坂田英三 旧ブログ

2013年までのブログです

日本漫画を読むフランスの謎

昨日書いたように今は大ブームの日本の漫画だが、私がパリに来た83年頃はテレビで放映されるようになった日本アニメが「暴力的で絵もぞんざい」と酷評を受けていた。確かにフランスで「BD」と呼ばれるものはストーリー性が高く絵が克明に描かれ、作家も1年に1冊書き上げればよいという、日本の漫画、劇画とはコンセプトが違うものであった。日本の漫画は、すべての意味で凄まじい競争で淘汰されたものなので日本製電気製品と同様売れて当然なのだが、やっぱり土台の文化が違うと受け入れられないものかと、その頃は思っていた。

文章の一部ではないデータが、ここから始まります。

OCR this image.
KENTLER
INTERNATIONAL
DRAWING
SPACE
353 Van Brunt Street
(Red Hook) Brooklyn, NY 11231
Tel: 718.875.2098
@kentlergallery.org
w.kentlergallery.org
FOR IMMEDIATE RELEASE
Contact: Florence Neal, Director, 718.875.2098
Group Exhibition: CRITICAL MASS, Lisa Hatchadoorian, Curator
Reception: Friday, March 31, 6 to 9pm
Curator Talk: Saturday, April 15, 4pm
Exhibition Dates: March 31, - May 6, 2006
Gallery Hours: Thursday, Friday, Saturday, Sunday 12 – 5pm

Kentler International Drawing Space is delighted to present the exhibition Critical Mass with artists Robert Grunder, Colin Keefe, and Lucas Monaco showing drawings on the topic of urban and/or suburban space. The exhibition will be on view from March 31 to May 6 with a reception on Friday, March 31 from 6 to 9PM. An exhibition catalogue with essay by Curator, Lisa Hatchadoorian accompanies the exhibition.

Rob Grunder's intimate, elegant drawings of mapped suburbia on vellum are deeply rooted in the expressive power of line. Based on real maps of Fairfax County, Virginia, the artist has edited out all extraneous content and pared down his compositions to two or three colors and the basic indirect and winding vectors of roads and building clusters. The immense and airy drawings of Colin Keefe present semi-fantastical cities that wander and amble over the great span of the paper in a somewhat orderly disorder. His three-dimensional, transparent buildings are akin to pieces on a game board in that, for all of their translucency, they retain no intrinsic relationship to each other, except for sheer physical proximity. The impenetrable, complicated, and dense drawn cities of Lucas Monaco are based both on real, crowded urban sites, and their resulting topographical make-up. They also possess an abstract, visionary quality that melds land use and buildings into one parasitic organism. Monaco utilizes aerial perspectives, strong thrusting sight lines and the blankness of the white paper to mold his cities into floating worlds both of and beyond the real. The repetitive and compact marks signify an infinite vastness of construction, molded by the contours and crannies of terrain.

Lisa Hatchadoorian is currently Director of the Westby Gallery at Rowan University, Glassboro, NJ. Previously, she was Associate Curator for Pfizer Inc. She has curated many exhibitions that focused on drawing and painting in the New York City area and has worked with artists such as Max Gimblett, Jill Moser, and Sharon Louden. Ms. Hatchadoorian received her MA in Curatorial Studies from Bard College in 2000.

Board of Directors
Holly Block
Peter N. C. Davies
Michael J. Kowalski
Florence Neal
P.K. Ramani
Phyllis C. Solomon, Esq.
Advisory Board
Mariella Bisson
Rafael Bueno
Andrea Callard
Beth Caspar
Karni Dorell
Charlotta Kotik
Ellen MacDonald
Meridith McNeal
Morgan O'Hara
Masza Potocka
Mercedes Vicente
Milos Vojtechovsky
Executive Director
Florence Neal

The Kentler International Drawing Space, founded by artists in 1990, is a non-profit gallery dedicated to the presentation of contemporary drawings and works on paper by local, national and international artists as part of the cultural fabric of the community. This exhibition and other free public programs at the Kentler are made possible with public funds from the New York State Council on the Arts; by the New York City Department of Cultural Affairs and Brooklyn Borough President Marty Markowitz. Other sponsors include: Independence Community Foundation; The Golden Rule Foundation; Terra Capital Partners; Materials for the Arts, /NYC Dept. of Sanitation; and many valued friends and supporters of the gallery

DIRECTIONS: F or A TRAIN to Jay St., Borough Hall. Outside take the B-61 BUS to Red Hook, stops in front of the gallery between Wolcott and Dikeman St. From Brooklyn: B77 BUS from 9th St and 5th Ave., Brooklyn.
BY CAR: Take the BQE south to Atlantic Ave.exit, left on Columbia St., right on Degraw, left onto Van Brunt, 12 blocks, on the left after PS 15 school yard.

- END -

それがある時期一気に堰を切ったように流布し、地下鉄の中で若者が日本の漫画に見入っている光景に出くわすようになった。昨日の評論ではブラックジャックの手術の光景の描写はすごいと褒めていたが、描写の細かさではフランスのBDには叶わないと思うが、見方が変わった。日本の漫画ブームを支えるのは若者だが彼等は「親が嫌がった」日本アニメを見て育っている。だから知らぬうちに日本の漫画の乗りを拾得したのだろう。日本のコス何とか(漫画の主人公のようなファッション)もパリの街に現れた来そうな。でもフランスの若者と日本の若者がそこまで似てきたとも思えないし、何故フランスで一番流行?という謎が解けない。何が面白いか友人の子供に尋ねたことがあるが、基本的に彼等の読んでいる漫画は私のしらないものばかりだったので反応の分析のしようがなかった。そのために新しい漫画を読むほどの探究心はないし。